Вчера утром, когда Николь вышла из дома проводить мужа до машины, будто бы из ниоткуда на тротуар выскочил серый «Плимут». Не сбавляя скорости, ударил в Александра, и скрылся. Бедный Вэнс. Жаждавший крови металл переломал ему кости, одно ребро вонзилось в легкое. Александр умер до приезда неотложки. На руках у своей жены.
– У вашего мужа были враги? – спросил я, не в силах оторвать взгляд от груди женщины. Мне жутко хотелось освободить эти прекрасные формы от стеснявшей их, пусть и безвкусной, одежды. Хотелось накинуться, подобно хищнику, на Николь, сорвать с нее это чёртово платье и покрывать поцелуями всё её роскошное тело, дюйм за дюймом. И я ничего не мог с этим поделать.

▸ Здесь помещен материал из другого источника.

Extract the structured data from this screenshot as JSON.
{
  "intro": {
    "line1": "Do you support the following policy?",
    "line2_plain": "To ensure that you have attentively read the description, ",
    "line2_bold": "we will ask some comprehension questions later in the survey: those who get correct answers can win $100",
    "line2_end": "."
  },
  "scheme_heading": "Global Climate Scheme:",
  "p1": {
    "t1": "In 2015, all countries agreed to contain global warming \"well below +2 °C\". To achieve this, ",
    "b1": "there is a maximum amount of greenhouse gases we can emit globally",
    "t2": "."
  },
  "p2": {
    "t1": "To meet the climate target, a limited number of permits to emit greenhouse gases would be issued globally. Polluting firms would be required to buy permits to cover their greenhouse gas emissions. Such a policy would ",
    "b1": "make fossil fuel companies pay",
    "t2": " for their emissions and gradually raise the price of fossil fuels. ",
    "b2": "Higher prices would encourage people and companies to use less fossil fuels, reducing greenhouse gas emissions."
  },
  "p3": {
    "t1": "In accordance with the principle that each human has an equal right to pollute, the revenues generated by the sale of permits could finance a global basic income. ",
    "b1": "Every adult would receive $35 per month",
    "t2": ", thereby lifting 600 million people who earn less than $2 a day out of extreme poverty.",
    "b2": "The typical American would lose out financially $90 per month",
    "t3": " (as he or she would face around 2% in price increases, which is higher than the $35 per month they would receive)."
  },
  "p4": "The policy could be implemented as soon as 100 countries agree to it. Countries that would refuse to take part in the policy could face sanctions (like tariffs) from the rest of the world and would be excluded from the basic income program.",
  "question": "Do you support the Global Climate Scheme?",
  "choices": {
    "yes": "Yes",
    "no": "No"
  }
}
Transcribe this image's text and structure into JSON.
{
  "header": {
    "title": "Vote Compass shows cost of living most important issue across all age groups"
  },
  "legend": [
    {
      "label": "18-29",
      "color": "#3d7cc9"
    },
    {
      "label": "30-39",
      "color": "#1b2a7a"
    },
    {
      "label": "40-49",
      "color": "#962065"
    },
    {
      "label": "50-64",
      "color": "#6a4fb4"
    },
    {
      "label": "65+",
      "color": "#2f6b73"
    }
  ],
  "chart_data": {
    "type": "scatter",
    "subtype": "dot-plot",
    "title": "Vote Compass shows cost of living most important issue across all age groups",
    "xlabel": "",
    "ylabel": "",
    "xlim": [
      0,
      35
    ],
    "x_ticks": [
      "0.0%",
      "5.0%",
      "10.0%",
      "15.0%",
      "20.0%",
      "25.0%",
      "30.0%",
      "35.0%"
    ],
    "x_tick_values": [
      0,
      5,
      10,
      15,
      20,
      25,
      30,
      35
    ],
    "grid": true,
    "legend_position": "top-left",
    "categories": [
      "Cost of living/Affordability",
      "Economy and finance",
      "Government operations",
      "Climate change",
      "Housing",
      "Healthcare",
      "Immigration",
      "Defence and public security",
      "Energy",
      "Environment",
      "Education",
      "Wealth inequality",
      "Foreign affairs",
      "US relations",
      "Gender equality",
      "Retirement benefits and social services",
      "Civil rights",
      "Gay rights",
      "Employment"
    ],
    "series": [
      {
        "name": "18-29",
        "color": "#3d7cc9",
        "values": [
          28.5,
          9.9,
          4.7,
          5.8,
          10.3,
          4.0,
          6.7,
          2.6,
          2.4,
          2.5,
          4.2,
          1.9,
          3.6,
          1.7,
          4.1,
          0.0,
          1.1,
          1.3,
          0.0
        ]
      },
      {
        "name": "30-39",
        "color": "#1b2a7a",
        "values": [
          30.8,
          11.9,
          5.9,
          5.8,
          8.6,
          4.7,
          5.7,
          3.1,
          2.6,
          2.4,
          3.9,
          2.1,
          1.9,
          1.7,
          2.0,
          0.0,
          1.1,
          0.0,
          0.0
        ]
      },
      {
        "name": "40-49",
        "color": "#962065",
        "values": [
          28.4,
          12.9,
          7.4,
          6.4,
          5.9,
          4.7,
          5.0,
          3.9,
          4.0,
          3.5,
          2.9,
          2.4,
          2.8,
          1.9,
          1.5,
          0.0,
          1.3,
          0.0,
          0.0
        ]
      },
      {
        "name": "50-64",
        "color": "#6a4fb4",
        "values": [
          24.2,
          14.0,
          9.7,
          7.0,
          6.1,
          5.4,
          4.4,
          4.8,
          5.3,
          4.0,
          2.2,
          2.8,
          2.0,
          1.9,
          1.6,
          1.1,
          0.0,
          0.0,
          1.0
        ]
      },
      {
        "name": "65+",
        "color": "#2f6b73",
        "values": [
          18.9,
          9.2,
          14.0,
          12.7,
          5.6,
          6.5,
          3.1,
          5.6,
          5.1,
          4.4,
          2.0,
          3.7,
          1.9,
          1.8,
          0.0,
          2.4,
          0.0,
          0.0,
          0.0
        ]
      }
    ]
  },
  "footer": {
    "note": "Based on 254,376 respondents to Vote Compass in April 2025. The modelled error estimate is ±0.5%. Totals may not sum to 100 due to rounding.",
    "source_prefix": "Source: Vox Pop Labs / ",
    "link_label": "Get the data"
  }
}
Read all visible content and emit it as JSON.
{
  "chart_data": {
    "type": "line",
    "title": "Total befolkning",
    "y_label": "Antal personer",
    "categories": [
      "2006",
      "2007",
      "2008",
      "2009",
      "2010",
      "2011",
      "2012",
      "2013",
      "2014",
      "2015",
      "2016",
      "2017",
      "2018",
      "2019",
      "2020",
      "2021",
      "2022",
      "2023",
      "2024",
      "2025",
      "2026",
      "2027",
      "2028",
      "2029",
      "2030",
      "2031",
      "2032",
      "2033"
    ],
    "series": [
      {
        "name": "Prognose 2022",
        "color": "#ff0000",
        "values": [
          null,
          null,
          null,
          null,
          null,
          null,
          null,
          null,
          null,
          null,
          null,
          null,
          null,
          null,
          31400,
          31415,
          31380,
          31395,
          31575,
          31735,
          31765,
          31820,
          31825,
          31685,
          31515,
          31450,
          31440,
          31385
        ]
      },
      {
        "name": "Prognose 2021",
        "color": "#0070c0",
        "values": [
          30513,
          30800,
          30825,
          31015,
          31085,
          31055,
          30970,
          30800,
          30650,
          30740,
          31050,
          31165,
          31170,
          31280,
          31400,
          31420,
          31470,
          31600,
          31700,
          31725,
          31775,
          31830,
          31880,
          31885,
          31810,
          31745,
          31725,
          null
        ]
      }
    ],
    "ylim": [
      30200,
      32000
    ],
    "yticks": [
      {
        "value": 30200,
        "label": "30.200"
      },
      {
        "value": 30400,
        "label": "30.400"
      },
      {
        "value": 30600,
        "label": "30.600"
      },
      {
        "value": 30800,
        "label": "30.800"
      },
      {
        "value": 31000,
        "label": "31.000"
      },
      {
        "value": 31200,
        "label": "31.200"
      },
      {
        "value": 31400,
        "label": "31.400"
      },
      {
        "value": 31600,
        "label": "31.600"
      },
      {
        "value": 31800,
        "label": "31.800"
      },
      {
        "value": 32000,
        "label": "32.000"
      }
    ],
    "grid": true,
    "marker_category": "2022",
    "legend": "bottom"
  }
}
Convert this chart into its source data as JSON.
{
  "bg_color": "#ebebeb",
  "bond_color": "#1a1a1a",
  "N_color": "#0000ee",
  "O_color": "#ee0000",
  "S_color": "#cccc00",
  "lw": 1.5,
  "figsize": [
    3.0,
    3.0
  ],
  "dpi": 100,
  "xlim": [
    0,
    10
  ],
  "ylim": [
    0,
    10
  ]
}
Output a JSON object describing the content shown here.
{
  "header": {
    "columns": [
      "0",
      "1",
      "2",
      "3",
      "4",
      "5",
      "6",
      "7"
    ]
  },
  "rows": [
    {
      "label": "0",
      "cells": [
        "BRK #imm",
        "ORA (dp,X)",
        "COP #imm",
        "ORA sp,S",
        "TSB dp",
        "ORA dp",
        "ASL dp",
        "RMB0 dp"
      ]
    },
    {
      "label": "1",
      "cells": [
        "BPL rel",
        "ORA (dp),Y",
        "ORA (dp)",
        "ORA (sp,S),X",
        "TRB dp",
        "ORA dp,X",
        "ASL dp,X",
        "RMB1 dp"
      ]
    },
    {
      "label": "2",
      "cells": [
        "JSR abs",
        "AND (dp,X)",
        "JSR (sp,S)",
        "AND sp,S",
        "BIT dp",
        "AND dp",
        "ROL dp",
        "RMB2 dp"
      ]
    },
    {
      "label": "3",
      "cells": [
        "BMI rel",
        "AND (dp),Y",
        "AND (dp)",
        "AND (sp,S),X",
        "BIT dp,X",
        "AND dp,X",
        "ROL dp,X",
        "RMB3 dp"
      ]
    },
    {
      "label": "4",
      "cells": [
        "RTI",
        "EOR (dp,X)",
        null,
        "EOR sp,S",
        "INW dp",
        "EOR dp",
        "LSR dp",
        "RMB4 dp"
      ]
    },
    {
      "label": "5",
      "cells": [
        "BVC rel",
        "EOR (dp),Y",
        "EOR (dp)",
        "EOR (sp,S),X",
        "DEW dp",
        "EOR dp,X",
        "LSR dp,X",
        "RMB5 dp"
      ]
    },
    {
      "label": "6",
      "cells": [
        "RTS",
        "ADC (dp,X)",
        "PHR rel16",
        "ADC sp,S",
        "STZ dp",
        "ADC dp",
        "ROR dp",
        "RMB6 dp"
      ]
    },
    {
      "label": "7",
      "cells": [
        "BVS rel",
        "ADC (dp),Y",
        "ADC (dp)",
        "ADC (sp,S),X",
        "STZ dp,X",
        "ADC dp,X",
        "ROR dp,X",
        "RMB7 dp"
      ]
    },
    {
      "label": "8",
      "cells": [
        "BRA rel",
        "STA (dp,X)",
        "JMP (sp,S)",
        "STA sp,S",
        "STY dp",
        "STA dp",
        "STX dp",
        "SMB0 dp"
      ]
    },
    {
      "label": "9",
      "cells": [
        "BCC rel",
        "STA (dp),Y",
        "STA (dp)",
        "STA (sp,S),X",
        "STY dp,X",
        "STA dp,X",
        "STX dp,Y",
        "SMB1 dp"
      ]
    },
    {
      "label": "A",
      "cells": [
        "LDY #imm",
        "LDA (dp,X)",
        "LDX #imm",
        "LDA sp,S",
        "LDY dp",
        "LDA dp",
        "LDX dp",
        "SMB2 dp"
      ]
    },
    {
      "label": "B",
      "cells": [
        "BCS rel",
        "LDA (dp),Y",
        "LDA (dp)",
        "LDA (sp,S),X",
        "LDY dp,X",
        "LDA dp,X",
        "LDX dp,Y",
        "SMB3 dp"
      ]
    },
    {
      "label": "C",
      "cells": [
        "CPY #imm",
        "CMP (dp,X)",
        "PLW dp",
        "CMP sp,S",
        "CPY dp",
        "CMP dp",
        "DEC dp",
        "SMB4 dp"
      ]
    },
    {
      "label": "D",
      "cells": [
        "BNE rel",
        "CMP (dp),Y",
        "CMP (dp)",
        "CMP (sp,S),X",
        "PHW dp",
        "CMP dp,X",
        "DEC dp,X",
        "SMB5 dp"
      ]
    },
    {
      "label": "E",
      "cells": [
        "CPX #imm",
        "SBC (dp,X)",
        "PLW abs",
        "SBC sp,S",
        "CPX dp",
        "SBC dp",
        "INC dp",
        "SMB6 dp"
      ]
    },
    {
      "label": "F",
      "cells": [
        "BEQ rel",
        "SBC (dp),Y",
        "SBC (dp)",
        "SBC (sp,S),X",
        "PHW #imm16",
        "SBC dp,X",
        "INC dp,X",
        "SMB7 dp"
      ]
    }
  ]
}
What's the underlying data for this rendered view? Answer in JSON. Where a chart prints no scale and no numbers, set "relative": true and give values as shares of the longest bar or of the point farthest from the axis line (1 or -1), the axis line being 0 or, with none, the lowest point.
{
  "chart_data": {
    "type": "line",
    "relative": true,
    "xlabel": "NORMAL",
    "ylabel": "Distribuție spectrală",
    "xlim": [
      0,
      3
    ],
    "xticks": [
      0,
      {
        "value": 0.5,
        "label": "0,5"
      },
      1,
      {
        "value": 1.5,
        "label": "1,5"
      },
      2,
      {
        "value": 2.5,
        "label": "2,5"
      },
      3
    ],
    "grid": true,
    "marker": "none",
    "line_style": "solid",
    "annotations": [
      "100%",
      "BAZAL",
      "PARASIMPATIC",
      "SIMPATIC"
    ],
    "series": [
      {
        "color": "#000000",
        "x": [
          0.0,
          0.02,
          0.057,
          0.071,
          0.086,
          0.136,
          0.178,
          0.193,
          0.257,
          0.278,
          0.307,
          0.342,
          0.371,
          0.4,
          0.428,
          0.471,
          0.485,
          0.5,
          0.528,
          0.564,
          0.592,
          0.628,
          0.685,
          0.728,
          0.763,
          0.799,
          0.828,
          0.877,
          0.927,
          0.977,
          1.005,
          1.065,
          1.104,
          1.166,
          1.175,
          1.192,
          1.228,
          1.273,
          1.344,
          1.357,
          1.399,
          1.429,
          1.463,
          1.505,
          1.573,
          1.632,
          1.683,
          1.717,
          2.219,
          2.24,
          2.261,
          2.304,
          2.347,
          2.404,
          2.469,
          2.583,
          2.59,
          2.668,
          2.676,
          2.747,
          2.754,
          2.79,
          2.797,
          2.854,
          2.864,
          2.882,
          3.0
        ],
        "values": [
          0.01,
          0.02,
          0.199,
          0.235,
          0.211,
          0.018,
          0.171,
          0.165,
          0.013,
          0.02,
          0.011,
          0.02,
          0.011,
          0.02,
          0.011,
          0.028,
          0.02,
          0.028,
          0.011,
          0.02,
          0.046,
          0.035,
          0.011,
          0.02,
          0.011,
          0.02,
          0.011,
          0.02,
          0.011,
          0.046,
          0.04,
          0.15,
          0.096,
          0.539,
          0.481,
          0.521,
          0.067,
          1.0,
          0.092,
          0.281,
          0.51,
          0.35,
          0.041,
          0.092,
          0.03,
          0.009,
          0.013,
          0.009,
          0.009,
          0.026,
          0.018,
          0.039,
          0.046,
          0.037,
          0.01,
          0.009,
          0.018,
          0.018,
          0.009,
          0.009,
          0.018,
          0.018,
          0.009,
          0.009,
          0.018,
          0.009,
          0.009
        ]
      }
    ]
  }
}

– Нет… – тихо отозвалась Николь. – Он никогда ни с кем не ссорился. И на меня никогда голос не повышал…
– А номер машины вы запомнили? – перебил её Серджио. Толковый малый, ещё год назад он и не додумался бы до такого вопроса. И до того, что клиенток в таком состоянии нельзя опрашивать иначе. Потому что они начнут выливать боль прямо на пол твоего кабинета. Вывернут души наизнанку, чтобы хоть как-то облегчить свои страдания. Я понимаю их как человек. Но как детектив не могу это принять.
– Всё произошло так быстро… – прошептала женщина, еле держа себя в руках.
– Может, видели с Александром кого-то постороннего? – был мой черед делать выстрел шлифованной пулей вопроса.
– Он практически ни с кем, кроме родителей, не общался. Александр ведь постоянно работал. Вечно задерживался на работе, брал работу на дом. Я тоже его почти не видела… – ах, крошка, если бы ты была моей, ты бы меня не только видела, ты бы ощущала мой жар каждую минуту. Ты бы таяла в моих руках, как кубик льда в бокале виски. И сходила бы с ума от наслаждения…
– Хорошо, мэм, считайте, что ваш заказ принят, – сказал я Николь, изо всех сил пытаясь побороть возбуждение, выжигающее мне мозг изнутри. Наконец, мне удалось запереть дикого, необузданного зверя в клетке, но долго тонкие прутья самоконтроля не продержатся. – Оставьте аванс в триста кредитов. Остальное – после того, как мы найдем убийцу и расправимся с ним тем способом, который вы предпочтете. Если желаете, можете присутствовать при этом.
– Нет! – Николь побледнела. – Мне достаточно будет просто знать, что мой муж отмщен.
– Как пожелаете, – я встал с кресла и подал женщине руку. Она поднялась, достала из сумочки деньги и протянула мне. Я убрал их в бумажник, помог Николь надеть плащ и проводил до дверей. – Звоните, если что-то вспомните.
– До встречи, – тихо сказала женщина и растворилась в утреннем тумане.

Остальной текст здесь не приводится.